The SEC announced it settled 22 cases with firms accused of short selling, and each settlement contained the same language: the respondent agrees to settle “without admitting or denying the findings herein, except as to the Commission’s jurisdiction over it and the subject matter of these proceedings.”
Enforcement Division co-director Andrew Ceresney in a news release said that the settlements, which resulted in more than $14.4 million in monetary sanctions, send “the clear message that firms must pay the price for violations while also conserving agency resources.”
The key phrase: conserving agency resources. Companies are loath to admit wrongdoing to the SEC for fear of opening the door to follow-on private litigation. As a result, companies may prefer going to court rather than agreeing to a settlement containing an admission of misbehavior.
The agency’s longstanding practice of accepting no admit, no deny settlements, however, came under fire in late 2011, when a New York federal district judge, Jed Rakoff, refused to sign off on a $285 million deal between the SEC and Citigroup.
“An allegation that is neither admitted nor denied is simply that, an allegation,” Rakoff wrote then. “How can it ever be reasonable to impose substantial relief on the basis of mere allegations?”
SEC Chairman Mary Jo White made waves in June when she said at a conference that “we are going to in certain cases be seeking admissions going forward. To some degree, it can turn on how much harm has been done to investors, how egregious is the fraud.”
The conduct alleged in the settlements involving short sales did not appear particularly egregious at all. In fact, the SEC in its news release took pains to point out that the regulation at issue—Rule 105 of Regulation M prohibiting the short sale of an equity security during a restricted period—“applies regardless of the trader’s intent.”
J.P. Morgan Chase’s high-profile London Whale case, however, is another story. The trader, Bruno Iksil, lost $6.2 billion on credit default swaps.

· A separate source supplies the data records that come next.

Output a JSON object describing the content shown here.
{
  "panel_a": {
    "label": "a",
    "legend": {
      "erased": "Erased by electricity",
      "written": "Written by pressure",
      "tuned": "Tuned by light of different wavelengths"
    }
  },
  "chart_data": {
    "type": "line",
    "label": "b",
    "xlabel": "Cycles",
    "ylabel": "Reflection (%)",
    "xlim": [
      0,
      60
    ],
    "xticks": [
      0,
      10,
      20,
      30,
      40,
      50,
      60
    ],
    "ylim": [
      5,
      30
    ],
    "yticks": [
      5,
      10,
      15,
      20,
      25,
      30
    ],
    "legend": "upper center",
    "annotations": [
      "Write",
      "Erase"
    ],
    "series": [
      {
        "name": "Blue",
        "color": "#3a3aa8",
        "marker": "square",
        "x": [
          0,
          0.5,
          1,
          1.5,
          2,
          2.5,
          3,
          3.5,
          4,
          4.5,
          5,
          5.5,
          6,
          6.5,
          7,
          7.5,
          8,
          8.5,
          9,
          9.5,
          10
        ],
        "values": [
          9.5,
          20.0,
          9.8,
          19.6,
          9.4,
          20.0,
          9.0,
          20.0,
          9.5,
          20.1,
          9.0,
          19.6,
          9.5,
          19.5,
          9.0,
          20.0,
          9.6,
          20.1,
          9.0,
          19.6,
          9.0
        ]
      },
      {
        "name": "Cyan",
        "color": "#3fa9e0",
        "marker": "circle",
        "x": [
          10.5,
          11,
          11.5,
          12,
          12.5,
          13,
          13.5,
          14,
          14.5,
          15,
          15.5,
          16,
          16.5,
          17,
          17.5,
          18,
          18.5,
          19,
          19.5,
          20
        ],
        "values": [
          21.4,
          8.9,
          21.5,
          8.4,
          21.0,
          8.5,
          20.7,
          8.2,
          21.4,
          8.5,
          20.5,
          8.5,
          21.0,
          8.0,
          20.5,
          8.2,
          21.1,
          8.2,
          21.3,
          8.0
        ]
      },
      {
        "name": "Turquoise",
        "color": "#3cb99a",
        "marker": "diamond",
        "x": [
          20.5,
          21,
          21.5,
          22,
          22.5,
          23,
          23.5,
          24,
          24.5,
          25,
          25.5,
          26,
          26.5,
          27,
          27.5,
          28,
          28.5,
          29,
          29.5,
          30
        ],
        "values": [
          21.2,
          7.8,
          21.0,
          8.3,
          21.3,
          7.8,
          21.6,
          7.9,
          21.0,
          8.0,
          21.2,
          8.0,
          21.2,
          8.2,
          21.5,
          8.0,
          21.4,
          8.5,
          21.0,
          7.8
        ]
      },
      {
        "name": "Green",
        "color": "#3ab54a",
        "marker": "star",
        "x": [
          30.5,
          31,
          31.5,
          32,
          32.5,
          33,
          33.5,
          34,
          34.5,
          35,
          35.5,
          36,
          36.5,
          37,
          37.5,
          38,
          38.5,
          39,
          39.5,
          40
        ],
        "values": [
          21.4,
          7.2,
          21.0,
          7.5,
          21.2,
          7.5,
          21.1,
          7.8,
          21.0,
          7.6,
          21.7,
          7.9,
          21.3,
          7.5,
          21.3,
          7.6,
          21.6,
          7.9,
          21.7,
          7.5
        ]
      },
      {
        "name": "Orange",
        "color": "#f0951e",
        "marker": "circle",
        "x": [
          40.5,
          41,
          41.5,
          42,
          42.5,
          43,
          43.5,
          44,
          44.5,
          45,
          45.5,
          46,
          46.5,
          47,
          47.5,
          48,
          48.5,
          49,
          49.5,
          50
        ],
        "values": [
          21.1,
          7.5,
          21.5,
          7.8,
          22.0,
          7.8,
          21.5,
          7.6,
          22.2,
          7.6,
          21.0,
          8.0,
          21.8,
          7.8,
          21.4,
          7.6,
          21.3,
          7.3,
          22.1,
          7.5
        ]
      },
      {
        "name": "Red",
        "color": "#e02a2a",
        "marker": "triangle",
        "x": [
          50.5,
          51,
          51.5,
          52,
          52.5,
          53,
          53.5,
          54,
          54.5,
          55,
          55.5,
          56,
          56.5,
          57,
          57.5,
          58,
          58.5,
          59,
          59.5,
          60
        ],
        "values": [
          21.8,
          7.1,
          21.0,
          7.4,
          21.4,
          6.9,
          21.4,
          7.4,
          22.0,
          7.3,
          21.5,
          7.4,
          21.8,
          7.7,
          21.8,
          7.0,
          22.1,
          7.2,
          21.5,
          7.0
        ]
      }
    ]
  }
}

As Senator John McCain (R-Ariz.) said earlier this year, the bank "gambled away billions of dollars through risky and exotic trades, then intentionally hid its losses from investors and the public, showing complete disregard for risk management procedures and regulatory oversight.”
Both White and Ceresney are recused from the case because of work they did at Debevoise & Plimpton on the bank’s behalf.
The Wall Street Journal reports that J.P. Morgan is expected to settle with the SEC and U.K. regulators for about $800 million—and an admission of wrongdoing.